On the ninth of June, 2008, The Cedar Rapids Gazette warned readers that a river crest of 21.5 feet was forecast for their city, topping the 1929 record of 20.01 feet and 2.3 feet higher than the crest during the flood of 1993. “Record Flooding on the Way for Cedar Rapids” the headline announced. Five days later, June 14, 2008, The Cedar Rapids Gazette headline read, “Cedar Rapids Struggles to Grasp Losses.”

The river had crested at 31.1 feet, not 21.5 feet. The downtown was under water. 25 thousand had been evacuated, hundreds by boat. 12 thousand homes in Linn County, alone, were without power. The city’s wells had been overtaken and were pumping at only 25%. Highways 380 south, 30 east, and 965 were all flooded. The early dollar estimate for damages was in the 100s of millions. (An August 27, 2009 article in the New York Times put the damage in Cedar Rapids at 6 billion dollars [Susan Saulny, “After Iowa Flood, Feeling Just a Bit Ignored”].)

As the waters were rising, Craig and Brian Stephan, family and friends, 20 people in all, evacuated the computers and their business records to a building near Coe College, and sandbagged the building at 3rd St. and 7th Ave.S.E. In hindsight, they wish they had just evacuated everything. The Iowa Midland Supply building took on 10 feet of water, extending into their second storey.

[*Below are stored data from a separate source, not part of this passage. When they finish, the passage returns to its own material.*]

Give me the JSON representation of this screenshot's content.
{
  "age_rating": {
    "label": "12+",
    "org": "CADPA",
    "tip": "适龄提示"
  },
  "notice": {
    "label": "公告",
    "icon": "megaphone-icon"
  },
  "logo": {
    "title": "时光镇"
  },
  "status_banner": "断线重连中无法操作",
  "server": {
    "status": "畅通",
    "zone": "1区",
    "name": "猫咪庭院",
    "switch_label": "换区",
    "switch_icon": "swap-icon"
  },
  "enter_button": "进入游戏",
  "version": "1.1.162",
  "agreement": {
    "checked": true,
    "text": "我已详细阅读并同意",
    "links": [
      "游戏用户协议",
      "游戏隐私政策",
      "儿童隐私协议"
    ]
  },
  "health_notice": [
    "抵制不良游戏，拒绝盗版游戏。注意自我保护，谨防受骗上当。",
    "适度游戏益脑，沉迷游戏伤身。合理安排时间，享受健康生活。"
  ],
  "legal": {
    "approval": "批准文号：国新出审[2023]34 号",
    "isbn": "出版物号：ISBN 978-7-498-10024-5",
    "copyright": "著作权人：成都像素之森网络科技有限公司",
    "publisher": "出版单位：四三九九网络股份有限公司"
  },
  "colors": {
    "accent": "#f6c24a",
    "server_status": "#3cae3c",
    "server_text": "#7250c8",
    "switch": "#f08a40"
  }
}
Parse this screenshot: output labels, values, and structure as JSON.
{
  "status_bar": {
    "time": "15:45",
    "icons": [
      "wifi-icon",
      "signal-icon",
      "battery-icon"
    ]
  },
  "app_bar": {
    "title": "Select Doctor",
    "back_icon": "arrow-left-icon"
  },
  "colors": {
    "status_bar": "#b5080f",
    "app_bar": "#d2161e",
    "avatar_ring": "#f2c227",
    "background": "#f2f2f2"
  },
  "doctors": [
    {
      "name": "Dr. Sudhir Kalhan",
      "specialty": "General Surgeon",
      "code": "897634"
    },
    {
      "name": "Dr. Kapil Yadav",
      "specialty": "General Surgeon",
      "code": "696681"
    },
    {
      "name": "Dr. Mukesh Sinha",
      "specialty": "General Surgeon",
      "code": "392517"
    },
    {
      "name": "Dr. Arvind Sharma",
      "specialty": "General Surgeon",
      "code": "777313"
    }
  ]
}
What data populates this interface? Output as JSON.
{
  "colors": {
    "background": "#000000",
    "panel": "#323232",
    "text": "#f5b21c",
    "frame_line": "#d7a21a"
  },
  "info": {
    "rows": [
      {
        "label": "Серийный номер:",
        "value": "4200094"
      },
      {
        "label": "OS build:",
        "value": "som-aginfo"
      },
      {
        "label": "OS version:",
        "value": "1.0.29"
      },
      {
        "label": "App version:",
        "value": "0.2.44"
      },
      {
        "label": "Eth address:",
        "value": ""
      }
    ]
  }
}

In the weeks following the flood, the Stephan’s family and friends did their own clean-up and at first tried to save some of the inventory, but even if the water had not destroyed all the tools, it had scrambled them all and destroyed all the labeling.

After a couple weeks of clean up work, Craig Stephan said later, they had neither the time, money nor inclination to save it all. Some 125 dumploads were taken from the building that the Stephan’s stripped of everything but concrete and steel.

 

In dollars, the loss ran into the 7 figures. The Stephan’s initially expected to operate the business out of the location near Coe College for a month or two, maybe six months. They were instead out of their building for two years. There were hundred of worse stories than ours, said the Stephan brothers.